Calls from fringe activists and politicians of both sides of the political aisle have always echoed the rhetorical punchline of secession. Ultra-conservative Republican politicians have appealed to the secessionist undercurrents of the American South and Midwest, and Democrats have occasionally appealed to similar passions brewing on the East and West coasts.
While the topic of secession is typically brought up every couple of years, and is usually regarded as a political afterthought, the ideological and political polarization that currently rips and tears at our nation’s socio-cultural fabric has made the possibility of secession worryingly popular.
According to a recent poll by YouGov and Bright Line Watch, the amount of people supporting the partitioning of the United States into several different unions has increased significantly.
According to this poll, a staggering 66 percent of Southern Republicans and 50 percent of Southern independents support secession from the Union, whereas 47 percent of West coast Democrats, and 39 percent of Northeastern Democrats, support secession to join new, regional unions.
A poll such as this, while the amount of weight it holds is debatable, is still incredibly disheartening. The current public opinion in all of these regions, as indicated by the poll, highlights not just a usual partisan divide between Republicans and Democrats, but of a deeper socio-cultural chasm that seems to be getting wider by the day.
Multiple political party officials have even publicly floated the idea of secession. In January, Wyoming GOP chairman, Frank Eathorne, floated the idea of the state seceding from the Union after Representative Liz Cheney (R-Wyo.) publicly supported the second impeachment of former President Donald Trump.
Shortly after then president-elect Joe Biden had won the 2020 election, one Mississippi state lawmaker proposed the “Magnolia State”, in which the state of Mississippi would secede from the Union and form its own country.
In Florida, Orlando Sentinel reported that the treasurer for the Lake County Republican Executive Committee wrote that the nation was “at war” and branded Republicans who don’t believe former president Trump won the election as “traitorous.” The Lake GOP second vice-chair also called the election “illegitimate” and made outlandish claims about Antifa being solely behind the January 6 attack on the U.S. Capitol building. To top it all off, this month the Hillsborough GOP chair refused to accept that Donald Trump had lost the election, and that a group of radicalized Trump supporters were behind the attack.
However, Republicans aren’t the only ones guilty of spouting divisive secessionist rhetoric. On September 25, 2020, Lanny Davis, a long-time Clinton confidant, took to Twitter and yammered on about blue states leaving the Union to form their own country:
1) DEAR RED STATES; WE'RE LEAVING.
We've decided we're leaving. We intend to form our own country, we're taking the other Blue States with us…that includes Hawaii, Oregon, California, New Mexico, Washington, Minnesota, Wisconsin, Michigan, Illinois, and all the Northeast.
— Lanny Davis (@LannyDavis) September 26, 2020
In addition, Breitbart reported on September 29, 2020, that in an interview conducted by Jessica Suriano with Richard Kreitner, author of Break it Up: Secession, Division, and the Secret History of America’s Imperfect Union, focuses on the idea that secession shouldn’t be tarnished by slavery. Abolitionists, Kreitner argues, also considered seceding from the Union, and with the presidency of Donald Trump, progressives should consider it today.

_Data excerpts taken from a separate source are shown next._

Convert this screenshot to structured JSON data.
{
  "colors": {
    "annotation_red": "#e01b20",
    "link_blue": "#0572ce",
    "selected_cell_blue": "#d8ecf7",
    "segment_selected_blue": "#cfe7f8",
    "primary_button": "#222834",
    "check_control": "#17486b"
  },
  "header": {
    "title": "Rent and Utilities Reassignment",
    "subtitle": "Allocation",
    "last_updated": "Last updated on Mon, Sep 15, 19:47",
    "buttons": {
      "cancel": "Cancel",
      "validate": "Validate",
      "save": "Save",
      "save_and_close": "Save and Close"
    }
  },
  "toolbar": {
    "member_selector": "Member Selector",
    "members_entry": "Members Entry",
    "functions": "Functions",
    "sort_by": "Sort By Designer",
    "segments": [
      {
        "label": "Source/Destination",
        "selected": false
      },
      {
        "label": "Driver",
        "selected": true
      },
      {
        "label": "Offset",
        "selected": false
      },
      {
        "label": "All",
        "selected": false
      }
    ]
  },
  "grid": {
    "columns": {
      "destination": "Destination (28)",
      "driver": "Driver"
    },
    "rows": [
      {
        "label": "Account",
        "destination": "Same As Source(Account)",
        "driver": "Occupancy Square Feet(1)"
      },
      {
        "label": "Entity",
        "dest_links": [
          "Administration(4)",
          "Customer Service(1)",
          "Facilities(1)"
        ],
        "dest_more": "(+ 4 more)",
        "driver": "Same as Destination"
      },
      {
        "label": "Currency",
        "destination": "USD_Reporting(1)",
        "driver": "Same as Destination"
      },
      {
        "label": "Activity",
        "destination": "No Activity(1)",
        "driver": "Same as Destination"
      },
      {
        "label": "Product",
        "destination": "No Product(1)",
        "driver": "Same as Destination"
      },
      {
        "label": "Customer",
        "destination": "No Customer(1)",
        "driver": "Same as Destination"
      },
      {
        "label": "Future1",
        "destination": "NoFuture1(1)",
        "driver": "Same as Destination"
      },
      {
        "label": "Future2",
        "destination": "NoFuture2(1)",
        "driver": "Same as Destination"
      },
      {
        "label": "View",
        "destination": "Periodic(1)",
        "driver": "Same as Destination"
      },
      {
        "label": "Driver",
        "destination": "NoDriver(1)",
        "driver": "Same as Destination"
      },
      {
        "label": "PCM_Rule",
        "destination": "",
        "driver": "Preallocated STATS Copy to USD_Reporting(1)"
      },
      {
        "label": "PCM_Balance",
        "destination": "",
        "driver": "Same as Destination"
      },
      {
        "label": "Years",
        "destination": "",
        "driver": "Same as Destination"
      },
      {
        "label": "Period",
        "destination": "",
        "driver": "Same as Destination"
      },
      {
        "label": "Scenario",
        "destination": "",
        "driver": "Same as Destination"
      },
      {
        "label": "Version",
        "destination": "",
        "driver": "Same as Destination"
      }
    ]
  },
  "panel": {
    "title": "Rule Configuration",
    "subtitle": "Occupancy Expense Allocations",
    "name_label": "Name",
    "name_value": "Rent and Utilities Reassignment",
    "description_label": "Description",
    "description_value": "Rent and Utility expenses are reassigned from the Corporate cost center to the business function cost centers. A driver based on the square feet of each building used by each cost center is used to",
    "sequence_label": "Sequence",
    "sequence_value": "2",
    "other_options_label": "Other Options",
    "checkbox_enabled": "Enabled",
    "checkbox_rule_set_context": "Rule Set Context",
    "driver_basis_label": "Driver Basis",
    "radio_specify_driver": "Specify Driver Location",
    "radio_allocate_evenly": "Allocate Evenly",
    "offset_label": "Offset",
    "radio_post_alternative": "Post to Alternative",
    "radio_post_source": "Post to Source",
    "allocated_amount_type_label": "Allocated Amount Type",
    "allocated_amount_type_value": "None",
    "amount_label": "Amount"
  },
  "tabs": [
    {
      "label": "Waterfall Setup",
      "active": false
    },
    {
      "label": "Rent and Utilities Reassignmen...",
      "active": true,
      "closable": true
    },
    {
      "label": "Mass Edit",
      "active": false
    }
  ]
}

The interview was published in the left-wing magazine The Nation and can be read in its entirety here.
All secession rhetoric, whether it is spewed by angry Republicans having a meltdown over Trump’s failed 2020 re-election bid, or radical progressives frothing at the mouth in their zealous effort to bring about their long-awaited Utopia, is deeply indicative of two already vastly different Americas, figuratively speaking.
I’m not going to pretend that I have the end all be all answer to America’s newfound socio-political struggle, as it is unlikely that anyone currently has the solution. What I do know, however, is that the United States, historically speaking, has been through much worse.
A bloody civil war between North and South, the Great Depression, two world wars, the gruesome socio-political turmoil of the Vietnam War, the September 11 terrorist attacks, and the Great Recession are just America’s most notable calamities in recent history. Many Americans tend to forget that our national capital was set ablaze by British invaders during the War of 1812 – the then newly formed federal government had only been in operation for a little over two decades, and James Madison was only the fourth American to ever hold the office of President. It’s a miracle that such an event didn’t ruin the resolve of the delicate federal government and plunge the nation into chaos.
The potential for the United States to dissolve out of cultural disagreements is a testament to the eerie reality that America is truly a country that can only be ruled by Americans but can also only be destroyed by Americans. The United States is a great continental power that spans from the East Coast of North America to the West Coast. It is the strongest military power on Earth and borders two non-threatening, peaceful neighbors, them being Canada to the North and Mexico to the South. Spanning over 3,000 miles across, a foreign invasion of the mainland United States is virtually impossible.
One of the great reasons why the United States has been able to not only survive, but thrive, is due to it enjoying a particularly advantageous and rare geography. But the fracturing of our Union would change all of that. Suddenly, you would have at least two – maybe more – smaller unions staking their claim to their respective part of the continent, making violent struggles and conflicts much more likely.
In addition, smaller unions would be weaker individually to counter the potential threats of foreign powers, such as China or Russia, who may look to pray upon the now fractured, former United States. Whether the new unions would temporarily band together, as a sort of loose confederation to counter foreign threats is uncertain, especially when the cultural and social differences between those unions (them being the main factor driving this national divorce to begin with) are so different.
Would a group of truly disunited states be able to hold their own without the unified economic, political, and military might of a once dominant continental power? Perhaps they would, or perhaps they wouldn’t. Either way, I am of the optimistic belief that the United States can still be delivered from the social and cultural regression that we have seen. Part of that effort, however, also means conservatives not retreating into pessimistic political rabbit holes about the doomsday-like “fall of the United States” scenarios.
Decent people do still exist in the United States – people who have very little patience for the authoritarian undertones of the far-left. Those are the people conservatives ought to be reaching out to in order to further the movement. But having a better outreach also means putting forward candidates who are actually willing to fight for conservative ideas and principles in Congress and state legislatures and local municipal councils. It means presenting the conservative case to Americans clearly and honestly, no more screaming late-night Fox News hosts. The fight is far from over, and though it is all far easier said than done, the prospects of a truly great Union aren’t dead either.